Ah se eu pudesse… Ah se eu pudesse expressar os meus mais loucos devaneios, os meus mais íntimos anseios e os meus mais bobos receios. Como eu queria que o mundo me ouvisse, que o céu se abrisse e que eu pudesse divagar sobre minhas tolices.

Eu quero falar. Não. Eu quero gritar e quero vomitar as verdades na cara de quem merece ouvi-las. Que verdades são essas? Quem sou eu? Quem é você? Quem somos nós?

Como eu queria, mesmo que por poucos segundos, que as engrenagens que movem a intricada máquina da mente pudessem contemplar-nos com a chave do desvendamento de seu segredo. Ah! Quão sublime é o pensar. Caminhos tortuosos que são percorridos numa fração de segundo.

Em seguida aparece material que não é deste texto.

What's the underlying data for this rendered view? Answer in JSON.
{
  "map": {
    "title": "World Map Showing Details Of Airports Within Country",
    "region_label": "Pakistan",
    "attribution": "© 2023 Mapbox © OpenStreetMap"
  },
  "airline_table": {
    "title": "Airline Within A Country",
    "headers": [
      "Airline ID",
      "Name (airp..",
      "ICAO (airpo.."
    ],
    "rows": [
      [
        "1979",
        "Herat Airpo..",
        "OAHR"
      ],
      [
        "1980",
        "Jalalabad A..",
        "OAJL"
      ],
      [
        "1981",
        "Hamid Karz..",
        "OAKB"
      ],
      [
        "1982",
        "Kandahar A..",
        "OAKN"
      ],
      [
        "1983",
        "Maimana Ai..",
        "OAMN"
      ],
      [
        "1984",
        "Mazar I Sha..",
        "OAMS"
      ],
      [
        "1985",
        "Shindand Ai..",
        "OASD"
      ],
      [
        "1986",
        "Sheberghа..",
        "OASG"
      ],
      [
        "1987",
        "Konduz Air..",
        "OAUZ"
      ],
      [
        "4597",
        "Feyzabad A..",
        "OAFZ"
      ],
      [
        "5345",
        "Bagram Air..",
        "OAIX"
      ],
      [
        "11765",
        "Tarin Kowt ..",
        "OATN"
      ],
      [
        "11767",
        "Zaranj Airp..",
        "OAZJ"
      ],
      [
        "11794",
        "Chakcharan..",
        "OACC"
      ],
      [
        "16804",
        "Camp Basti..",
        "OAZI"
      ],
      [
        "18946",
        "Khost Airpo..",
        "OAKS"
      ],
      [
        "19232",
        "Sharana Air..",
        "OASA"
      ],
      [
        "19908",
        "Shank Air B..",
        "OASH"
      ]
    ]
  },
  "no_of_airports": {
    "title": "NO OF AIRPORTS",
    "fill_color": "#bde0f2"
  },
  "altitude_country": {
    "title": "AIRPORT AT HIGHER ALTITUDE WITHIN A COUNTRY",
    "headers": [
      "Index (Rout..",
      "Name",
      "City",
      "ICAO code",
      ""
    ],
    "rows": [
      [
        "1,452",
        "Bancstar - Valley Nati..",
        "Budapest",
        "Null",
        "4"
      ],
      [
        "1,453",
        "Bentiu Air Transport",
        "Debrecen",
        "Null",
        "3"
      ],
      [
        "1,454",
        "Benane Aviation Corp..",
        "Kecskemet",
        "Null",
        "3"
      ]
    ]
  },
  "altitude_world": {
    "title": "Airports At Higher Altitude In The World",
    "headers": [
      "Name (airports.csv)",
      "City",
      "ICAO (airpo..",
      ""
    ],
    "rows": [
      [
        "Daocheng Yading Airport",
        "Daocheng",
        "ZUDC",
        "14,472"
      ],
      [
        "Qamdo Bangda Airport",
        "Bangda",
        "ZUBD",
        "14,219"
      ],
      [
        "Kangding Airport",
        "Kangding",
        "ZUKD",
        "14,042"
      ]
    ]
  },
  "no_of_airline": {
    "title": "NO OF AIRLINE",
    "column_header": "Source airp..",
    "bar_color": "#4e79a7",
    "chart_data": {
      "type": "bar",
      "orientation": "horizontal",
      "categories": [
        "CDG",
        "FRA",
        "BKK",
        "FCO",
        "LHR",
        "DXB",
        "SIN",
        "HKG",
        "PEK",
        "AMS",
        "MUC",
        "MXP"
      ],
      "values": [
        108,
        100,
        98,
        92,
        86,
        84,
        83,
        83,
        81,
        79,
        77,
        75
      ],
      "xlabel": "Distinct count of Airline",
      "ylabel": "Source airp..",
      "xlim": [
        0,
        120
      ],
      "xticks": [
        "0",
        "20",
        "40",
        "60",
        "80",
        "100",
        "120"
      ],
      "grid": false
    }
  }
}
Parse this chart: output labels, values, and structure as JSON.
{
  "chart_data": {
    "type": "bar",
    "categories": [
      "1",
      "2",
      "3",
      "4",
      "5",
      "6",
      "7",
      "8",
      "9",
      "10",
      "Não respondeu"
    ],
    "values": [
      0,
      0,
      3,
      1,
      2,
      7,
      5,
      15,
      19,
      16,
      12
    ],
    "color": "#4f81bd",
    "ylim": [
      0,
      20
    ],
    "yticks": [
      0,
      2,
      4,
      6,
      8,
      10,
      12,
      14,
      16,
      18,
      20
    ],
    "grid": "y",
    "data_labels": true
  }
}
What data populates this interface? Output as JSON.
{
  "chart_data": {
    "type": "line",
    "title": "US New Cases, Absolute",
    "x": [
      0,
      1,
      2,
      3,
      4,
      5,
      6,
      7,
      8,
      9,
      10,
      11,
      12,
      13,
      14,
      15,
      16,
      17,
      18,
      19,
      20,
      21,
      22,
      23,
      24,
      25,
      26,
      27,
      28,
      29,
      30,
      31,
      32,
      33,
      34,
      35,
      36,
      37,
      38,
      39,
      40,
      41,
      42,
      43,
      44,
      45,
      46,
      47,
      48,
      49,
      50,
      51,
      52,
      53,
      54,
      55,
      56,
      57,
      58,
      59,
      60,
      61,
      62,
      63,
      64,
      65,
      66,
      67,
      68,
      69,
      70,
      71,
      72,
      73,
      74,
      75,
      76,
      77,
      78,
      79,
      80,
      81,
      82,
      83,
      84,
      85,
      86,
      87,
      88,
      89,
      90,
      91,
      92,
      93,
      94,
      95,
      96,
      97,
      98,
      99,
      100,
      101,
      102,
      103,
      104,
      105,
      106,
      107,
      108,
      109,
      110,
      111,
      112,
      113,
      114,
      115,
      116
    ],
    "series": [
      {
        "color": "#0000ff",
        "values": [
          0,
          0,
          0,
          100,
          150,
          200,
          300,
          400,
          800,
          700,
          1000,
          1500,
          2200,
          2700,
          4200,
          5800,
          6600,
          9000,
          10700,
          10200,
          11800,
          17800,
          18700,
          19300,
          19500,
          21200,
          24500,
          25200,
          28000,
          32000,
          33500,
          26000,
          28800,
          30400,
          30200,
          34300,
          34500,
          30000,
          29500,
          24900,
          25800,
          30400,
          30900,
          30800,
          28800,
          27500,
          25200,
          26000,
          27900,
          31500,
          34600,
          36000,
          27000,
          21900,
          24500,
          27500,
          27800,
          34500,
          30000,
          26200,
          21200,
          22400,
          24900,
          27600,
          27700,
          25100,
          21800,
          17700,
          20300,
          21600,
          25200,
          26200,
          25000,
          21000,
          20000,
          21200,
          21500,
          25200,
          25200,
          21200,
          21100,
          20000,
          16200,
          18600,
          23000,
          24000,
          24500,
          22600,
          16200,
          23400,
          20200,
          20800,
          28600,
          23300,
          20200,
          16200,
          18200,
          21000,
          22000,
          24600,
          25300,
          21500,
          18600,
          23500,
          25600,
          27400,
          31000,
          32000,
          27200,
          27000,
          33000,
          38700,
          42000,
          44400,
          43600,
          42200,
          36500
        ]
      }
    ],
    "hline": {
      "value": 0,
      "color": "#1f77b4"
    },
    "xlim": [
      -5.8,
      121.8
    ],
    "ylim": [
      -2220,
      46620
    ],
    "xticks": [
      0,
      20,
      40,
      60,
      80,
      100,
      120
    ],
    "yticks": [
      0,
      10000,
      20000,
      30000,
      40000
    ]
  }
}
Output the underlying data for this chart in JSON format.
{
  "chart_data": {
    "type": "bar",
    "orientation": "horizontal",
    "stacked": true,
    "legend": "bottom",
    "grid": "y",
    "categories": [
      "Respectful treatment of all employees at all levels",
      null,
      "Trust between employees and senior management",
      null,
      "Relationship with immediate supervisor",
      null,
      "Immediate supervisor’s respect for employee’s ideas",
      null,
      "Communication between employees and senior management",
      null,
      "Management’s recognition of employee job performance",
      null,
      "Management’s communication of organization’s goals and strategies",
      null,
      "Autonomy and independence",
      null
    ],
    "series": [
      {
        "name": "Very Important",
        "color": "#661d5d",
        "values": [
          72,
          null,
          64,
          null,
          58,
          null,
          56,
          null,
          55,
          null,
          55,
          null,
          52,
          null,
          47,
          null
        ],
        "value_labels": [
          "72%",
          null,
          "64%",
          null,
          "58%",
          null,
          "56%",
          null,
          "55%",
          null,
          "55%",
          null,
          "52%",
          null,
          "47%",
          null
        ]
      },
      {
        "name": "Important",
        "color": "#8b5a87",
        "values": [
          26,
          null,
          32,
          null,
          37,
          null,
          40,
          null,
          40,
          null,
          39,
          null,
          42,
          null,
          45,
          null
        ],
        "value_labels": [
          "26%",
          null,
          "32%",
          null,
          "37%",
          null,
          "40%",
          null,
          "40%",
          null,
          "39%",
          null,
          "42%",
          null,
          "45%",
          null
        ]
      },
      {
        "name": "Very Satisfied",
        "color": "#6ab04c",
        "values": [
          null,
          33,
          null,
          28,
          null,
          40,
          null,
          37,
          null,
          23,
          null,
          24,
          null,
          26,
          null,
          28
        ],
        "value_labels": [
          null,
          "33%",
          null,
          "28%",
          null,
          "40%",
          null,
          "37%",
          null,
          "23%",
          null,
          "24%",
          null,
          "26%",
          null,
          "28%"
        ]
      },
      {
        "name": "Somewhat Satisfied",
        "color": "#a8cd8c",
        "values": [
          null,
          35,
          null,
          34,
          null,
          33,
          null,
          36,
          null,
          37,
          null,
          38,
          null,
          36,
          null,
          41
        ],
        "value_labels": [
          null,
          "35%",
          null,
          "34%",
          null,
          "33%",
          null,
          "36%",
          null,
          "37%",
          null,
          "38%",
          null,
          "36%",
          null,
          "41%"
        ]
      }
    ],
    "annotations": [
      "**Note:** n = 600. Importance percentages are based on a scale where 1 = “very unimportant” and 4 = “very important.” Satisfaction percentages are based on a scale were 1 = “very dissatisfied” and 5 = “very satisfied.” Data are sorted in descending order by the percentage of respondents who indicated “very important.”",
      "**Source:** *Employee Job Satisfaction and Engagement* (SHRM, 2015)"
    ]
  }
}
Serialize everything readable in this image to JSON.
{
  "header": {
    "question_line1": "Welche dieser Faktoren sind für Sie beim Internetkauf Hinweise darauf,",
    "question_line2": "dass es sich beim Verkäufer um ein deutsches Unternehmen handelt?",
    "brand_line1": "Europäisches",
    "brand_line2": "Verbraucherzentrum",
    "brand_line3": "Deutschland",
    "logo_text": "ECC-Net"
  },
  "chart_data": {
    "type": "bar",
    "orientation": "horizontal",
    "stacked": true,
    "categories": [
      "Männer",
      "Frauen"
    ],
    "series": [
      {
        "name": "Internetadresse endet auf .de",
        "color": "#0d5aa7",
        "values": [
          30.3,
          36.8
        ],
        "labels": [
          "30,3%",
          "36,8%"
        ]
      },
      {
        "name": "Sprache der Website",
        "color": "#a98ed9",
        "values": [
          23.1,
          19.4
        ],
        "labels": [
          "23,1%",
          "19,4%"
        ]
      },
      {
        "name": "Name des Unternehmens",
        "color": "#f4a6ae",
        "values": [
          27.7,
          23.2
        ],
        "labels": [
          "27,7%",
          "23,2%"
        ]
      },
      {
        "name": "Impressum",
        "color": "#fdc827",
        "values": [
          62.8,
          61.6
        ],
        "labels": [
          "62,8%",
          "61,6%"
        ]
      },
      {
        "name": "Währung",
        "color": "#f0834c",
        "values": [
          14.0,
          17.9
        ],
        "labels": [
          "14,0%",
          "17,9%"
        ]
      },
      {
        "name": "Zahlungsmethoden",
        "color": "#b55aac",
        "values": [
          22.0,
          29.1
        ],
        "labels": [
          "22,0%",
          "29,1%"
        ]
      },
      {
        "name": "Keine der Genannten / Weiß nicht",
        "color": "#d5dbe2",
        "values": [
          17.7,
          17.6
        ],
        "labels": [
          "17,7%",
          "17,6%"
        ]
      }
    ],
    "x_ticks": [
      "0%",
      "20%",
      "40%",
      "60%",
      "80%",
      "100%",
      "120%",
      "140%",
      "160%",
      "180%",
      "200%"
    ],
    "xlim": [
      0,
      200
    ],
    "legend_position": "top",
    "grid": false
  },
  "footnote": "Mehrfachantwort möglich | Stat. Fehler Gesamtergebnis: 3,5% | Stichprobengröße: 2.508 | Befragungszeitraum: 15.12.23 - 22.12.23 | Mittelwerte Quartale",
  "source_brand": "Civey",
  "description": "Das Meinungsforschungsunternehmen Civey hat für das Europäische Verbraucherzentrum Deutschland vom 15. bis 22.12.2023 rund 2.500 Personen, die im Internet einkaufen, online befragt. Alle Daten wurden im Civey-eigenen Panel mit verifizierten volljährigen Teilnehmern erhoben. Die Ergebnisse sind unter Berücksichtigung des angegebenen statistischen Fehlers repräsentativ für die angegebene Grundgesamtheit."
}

Eu queria, mesmo que por um átimo, expressar-me da maneira mais eloquente possível, que as palavras pululassem na minha mente como gotas reflexas que desenham aleatoriamente formas abstratas sobre a superfície outrora calma de um rio. Eu queria, ah! Eu queria que a minha voz fosse estrondosa e reverberasse nos ouvidos do que estão latentes por um grito que seja capaz de despertar os mais verdadeiros engajamentos, em prol de todos e de ninguém, de tudo e de nada.

Eu queria, mesmo que por um piscar de olhos, ter uma única e simples oportunidade de penetrar em cada mente que é por ora vivente e, assim, quem sabe, dizê-los que a moral fede, que a sinceridade é uma mera autoafirmação dos débeis e que a sanidade não passa de um cancro purulento ao qual os poderosos não permitem a cicatrização.

Eu quero ser mais visceral. Eu quero que cada sentimento surja das minhas entranhas e que ao surgir, dilacerem e arranquem cada órgão, para então abrir passagem como um demônio exorcizado.

Enquanto escrevo queria que o tempo parasse, o mundo inteiro mudasse e que uma nova ideia surgisse. Então ela pairaria no ar, leve como uma pluma, cândida, pronta pra despedaçar-se no mais leve toque.

Mudei de ideia. Mudei. Não quero planos, não quero mais danos ao que ainda posso chamar de consciência. O desejo mais inquietante do momento é encontrar as palavras certas para, finalmente, pôr fim a esse louco e delirante projeto de texto. Mas porque tudo tem que ter um fim? O fim é só mais um mero conceito, mas que terá aqui todo o meu respeito.

Uma resposta para “Digressões.”

  1. Luilton 10/15/2010 às 23:02 #

    Olha, ainda bem que a gente não consegue tudo que quer nessa vida. Seria o caos.